The problem that this paper attempts to solve is the inefficiency of Graph Neural Networks (GNNs) during the training and inference processes. Specifically, GNNs face significant time - complexity and memory - complexity challenges when processing large - scale graph data, and these problems limit their scalability in practical applications. To address these challenges, researchers have proposed a variety of acceleration algorithms, aiming to improve the training and inference efficiency of GNNs and reduce storage and computational consumption.
### Main contributions of the paper
1. **Systematic review**: The paper conducts a systematic review of GNNs acceleration algorithms and divides them into three major categories: training acceleration, inference acceleration, and execution acceleration.
2. **Classification and summary**: For each category of acceleration algorithms, the paper summarizes and classifies the existing methods and provides detailed feature descriptions.
3. **Review of related libraries**: The paper also reviews some libraries related to GNNs acceleration and introduces the author's own Scalable Graph Learning (SGL) library.
4. **Future research directions**: The paper proposes promising directions for future research.
### Specific problems and solutions
- **Time - complexity challenges**:
- **Neighbor explosion**: GNNs recursively aggregate the information of neighbor nodes at each layer, resulting in an exponential growth in the number of neighbors and an increase in computational cost.
- **Discontinuous data access**: Due to the irregularity of graph data, data is usually not stored continuously, leading to high I/O overhead.
- **Memory - complexity challenges**:
- **Full - batch training**: Full - batch training of GNNs requires storing the entire graph in GPU memory, which can lead to memory overflow when processing large - scale graphs.
- **Activation output storage**: During the back - propagation process, it is necessary to store the activation output of each layer to calculate the gradient. As the number of GNN layers increases, this will occupy more and more GPU memory.
### Acceleration methods
1. **Training acceleration**:
- **Graph sampling**: Approximate node representations by sampling sub - graphs to reduce memory consumption. For example, GraphSAGE, PinSAGE, VR - GCN, etc.
- **GNN simplification**: Separate the propagation operation and the transformation operation by pre - computing the propagation features or propagating the prediction in the post - processing stage. For example, SGC, SIGN, GBP, etc.

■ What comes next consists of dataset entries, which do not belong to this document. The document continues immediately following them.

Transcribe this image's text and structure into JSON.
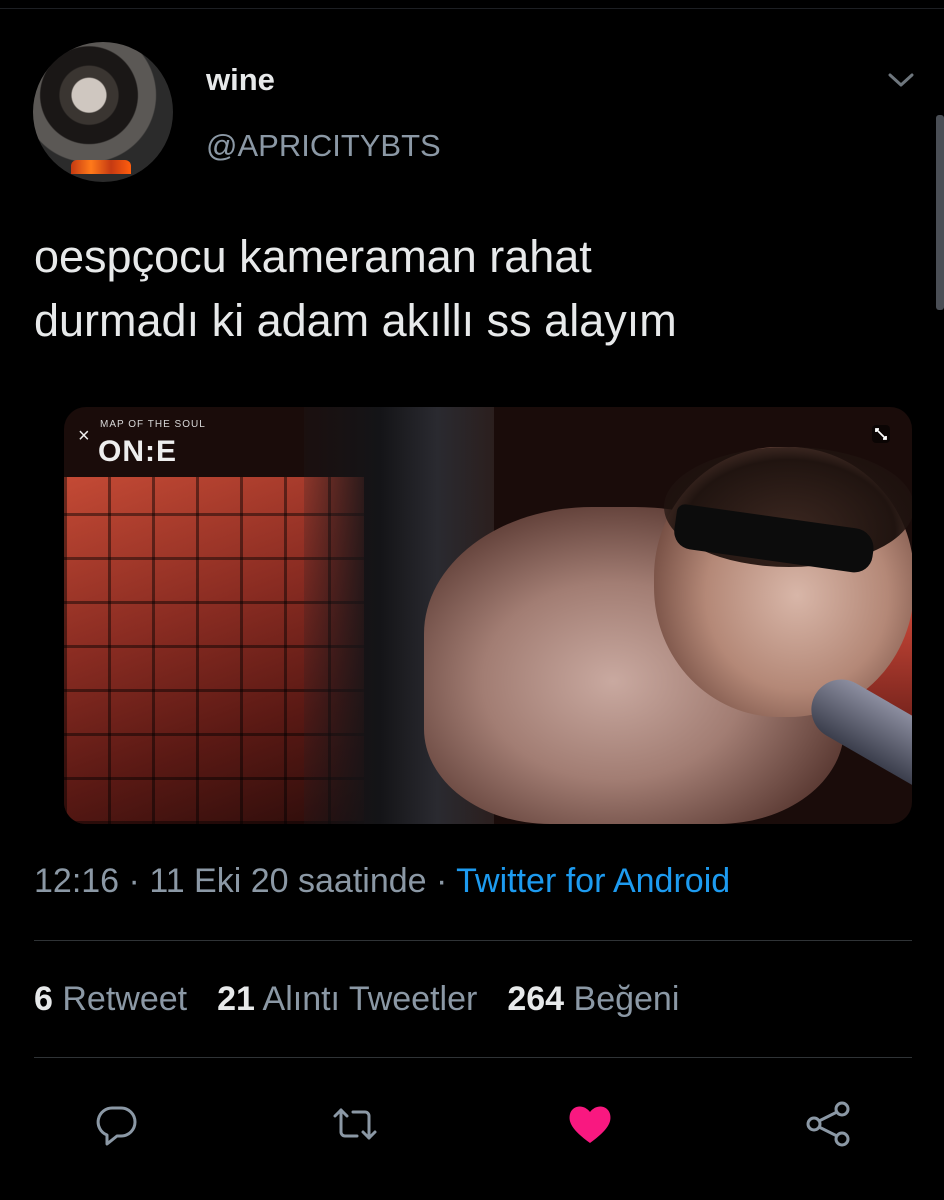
{
  "author": {
    "display_name": "wine",
    "handle": "@APRICITYBTS"
  },
  "tweet": {
    "text_line1": "oespçocu kameraman rahat",
    "text_line2": "durmadı ki adam akıllı ss alayım"
  },
  "media": {
    "overlay_small": "MAP OF THE SOUL",
    "overlay_logo": "ON:E",
    "close_glyph": "×"
  },
  "meta": {
    "time": "12:16",
    "separator": " · ",
    "date": "11 Eki 20 saatinde",
    "source": "Twitter for Android"
  },
  "stats": {
    "retweets_count": "6",
    "retweets_label": "Retweet",
    "quotes_count": "21",
    "quotes_label": "Alıntı Tweetler",
    "likes_count": "264",
    "likes_label": "Beğeni"
  },
  "icons": {
    "reply": "reply-icon",
    "retweet": "retweet-icon",
    "like": "heart-icon",
    "share": "share-icon",
    "more": "chevron-down-icon"
  },
  "colors": {
    "background": "#000000",
    "text_primary": "#e7e9ea",
    "text_secondary": "#8b98a5",
    "link": "#1d9bf0",
    "like": "#f91880"
  }
}
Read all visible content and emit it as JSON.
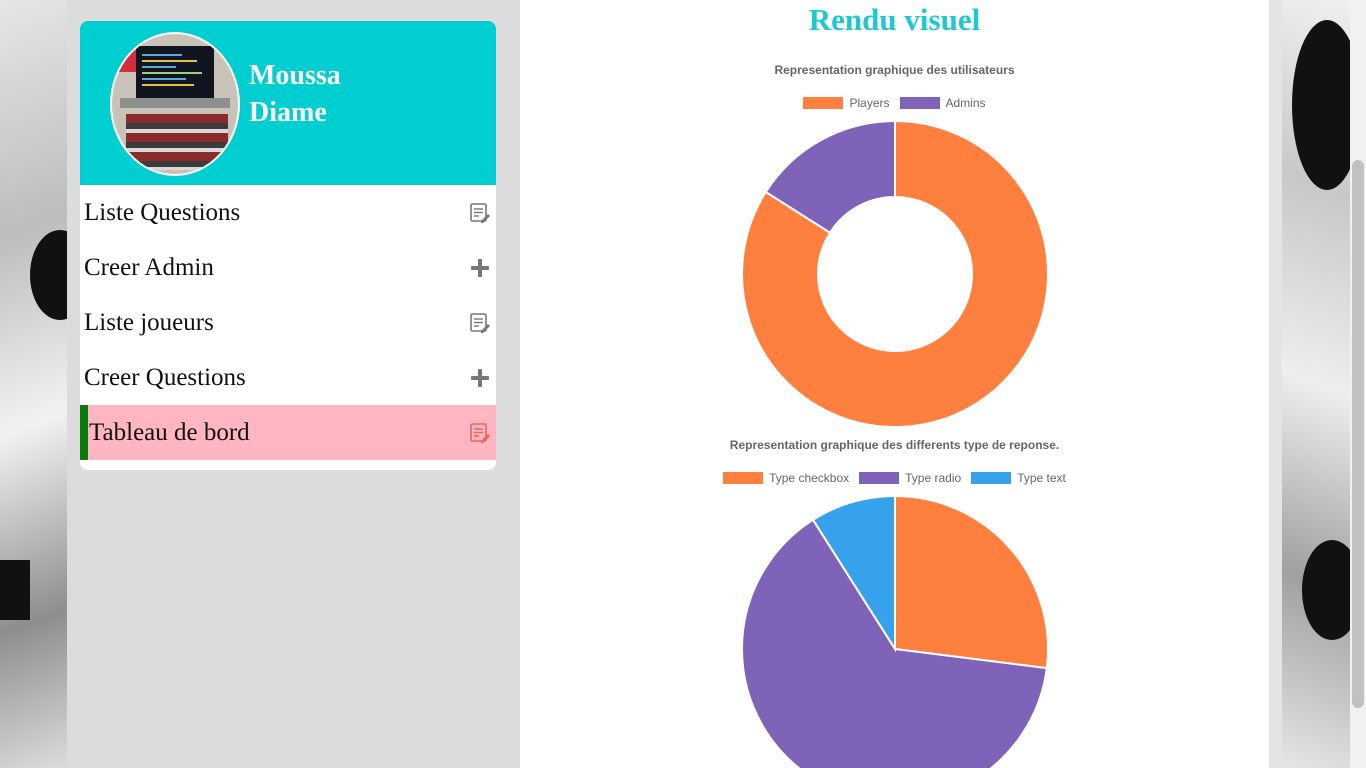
{
  "profile": {
    "name_line1": "Moussa",
    "name_line2": "Diame"
  },
  "menu": [
    {
      "label": "Liste Questions",
      "icon": "edit-list-icon",
      "active": false
    },
    {
      "label": "Creer Admin",
      "icon": "plus-icon",
      "active": false
    },
    {
      "label": "Liste joueurs",
      "icon": "edit-list-icon",
      "active": false
    },
    {
      "label": "Creer Questions",
      "icon": "plus-icon",
      "active": false
    },
    {
      "label": "Tableau de bord",
      "icon": "edit-list-icon",
      "active": true
    }
  ],
  "colors": {
    "accent": "#00ced1",
    "title": "#1ec8d2",
    "active_bg": "#ffb6c1",
    "active_bar": "#0a7a0a",
    "orange": "#ff7f3f",
    "purple": "#7f63b8",
    "blue": "#36a2eb"
  },
  "page_title": "Rendu visuel",
  "chart_data": [
    {
      "type": "pie",
      "variant": "doughnut",
      "title": "Representation graphique des utilisateurs",
      "legend_position": "top",
      "labels": [
        "Players",
        "Admins"
      ],
      "values": [
        84,
        16
      ],
      "colors": [
        "#ff7f3f",
        "#7f63b8"
      ]
    },
    {
      "type": "pie",
      "title": "Representation graphique des differents type de reponse.",
      "legend_position": "top",
      "labels": [
        "Type checkbox",
        "Type radio",
        "Type text"
      ],
      "values": [
        27,
        64,
        9
      ],
      "colors": [
        "#ff7f3f",
        "#7f63b8",
        "#36a2eb"
      ]
    }
  ]
}
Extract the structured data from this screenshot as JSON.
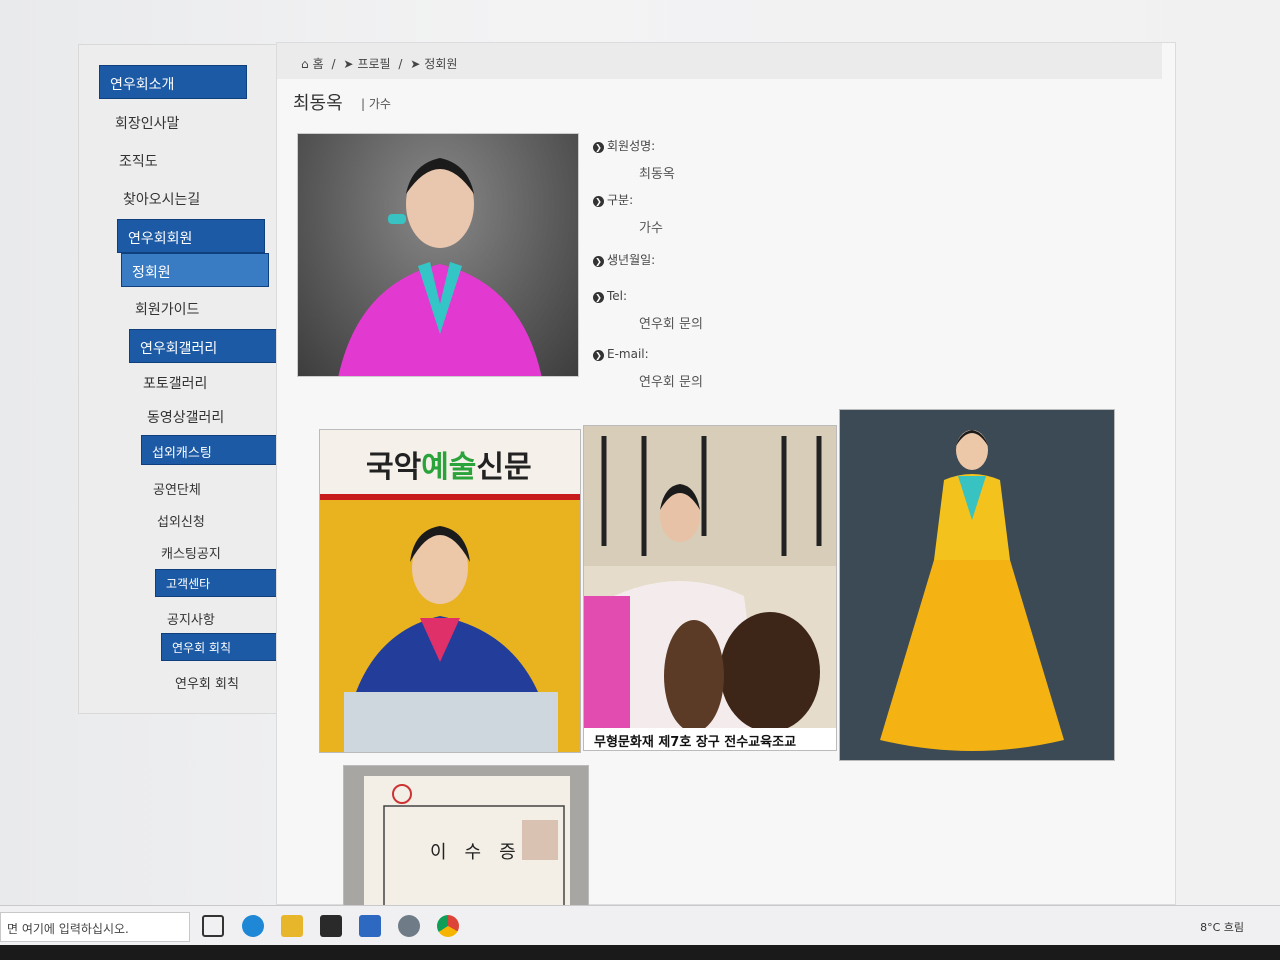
{
  "sidebar": {
    "sections": [
      {
        "title": "연우회소개",
        "items": [
          "회장인사말",
          "조직도",
          "찾아오시는길"
        ]
      },
      {
        "title": "연우회회원",
        "active_item": "정회원",
        "items": [
          "회원가이드"
        ]
      },
      {
        "title": "연우회갤러리",
        "items": [
          "포토갤러리",
          "동영상갤러리"
        ]
      },
      {
        "title": "섭외캐스팅",
        "items": [
          "공연단체",
          "섭외신청",
          "캐스팅공지"
        ]
      },
      {
        "title": "고객센타",
        "items": [
          "공지사항"
        ]
      },
      {
        "title": "연우회 회칙",
        "items": [
          "연우회 회칙"
        ]
      }
    ]
  },
  "breadcrumb": [
    "홈",
    "프로필",
    "정회원"
  ],
  "profile": {
    "name": "최동옥",
    "category": "가수",
    "fields": [
      {
        "label": "회원성명:",
        "value": "최동옥"
      },
      {
        "label": "구분:",
        "value": "가수"
      },
      {
        "label": "생년월일:",
        "value": ""
      },
      {
        "label": "Tel:",
        "value": "연우회 문의"
      },
      {
        "label": "E-mail:",
        "value": "연우회 문의"
      }
    ]
  },
  "gallery": {
    "newspaper_title_part1": "국악",
    "newspaper_title_part2": "예술",
    "newspaper_title_part3": "신문",
    "drum_caption": "무형문화재 제7호 장구 전수교육조교",
    "certificate_title": "이수증"
  },
  "taskbar": {
    "search_placeholder": "면 여기에 입력하십시오.",
    "weather": "8°C 흐림"
  },
  "colors": {
    "menu_blue": "#1c5aa6",
    "menu_active": "#3a7cc4"
  }
}
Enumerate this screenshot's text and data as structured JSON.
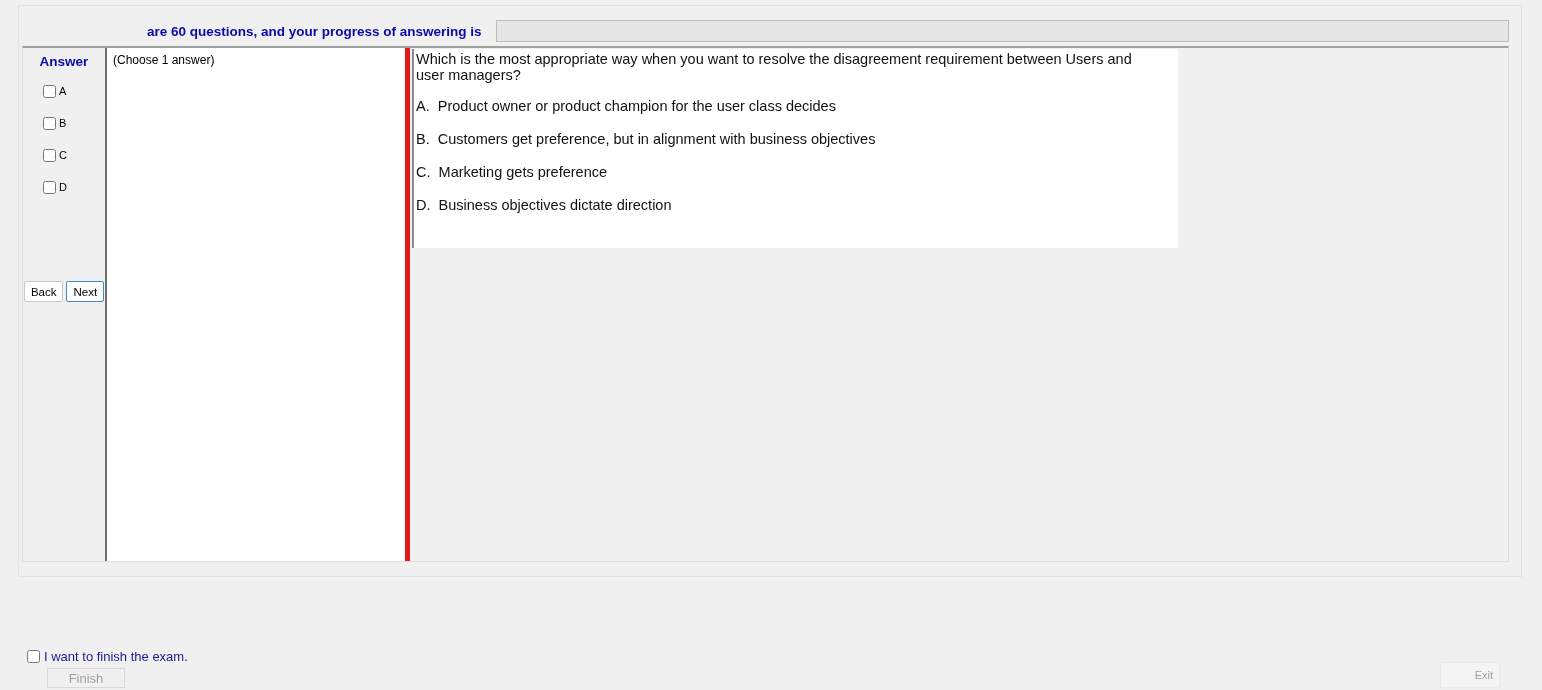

2. **Inference acceleration**:
- **Knowledge distillation**: Extract knowledge from large - scale teacher models and transfer it to small - scale student models to improve the inference speed. For example, LSP, TinyGNN, GFKD, etc.
- **Quantization**: Convert model parameters and activations from high - precision representations to low - precision representations to reduce computational and memory consumption. For example, Degree - Quant, SGQuant, etc.
- **Pruning**: Remove redundant weights and nodes in the model to reduce the model size and the amount of computation. For example, UGS, ICPG, etc.
3. **Execution acceleration**:
- **Binarization**: Binarize model parameters and activations to further reduce computational and memory consumption. For example, Bi - GCN, BGN, etc.
- **Graph compression**: Reduce the scale of the graph through graph compression techniques to improve computational efficiency. For example, GCond, SFGC, etc.
### Conclusion
Through a systematic review of GNNs acceleration algorithms, the paper provides a comprehensive reference framework for researchers and practitioners, which is helpful for promoting the practical applications of GNNs on large - scale graph data.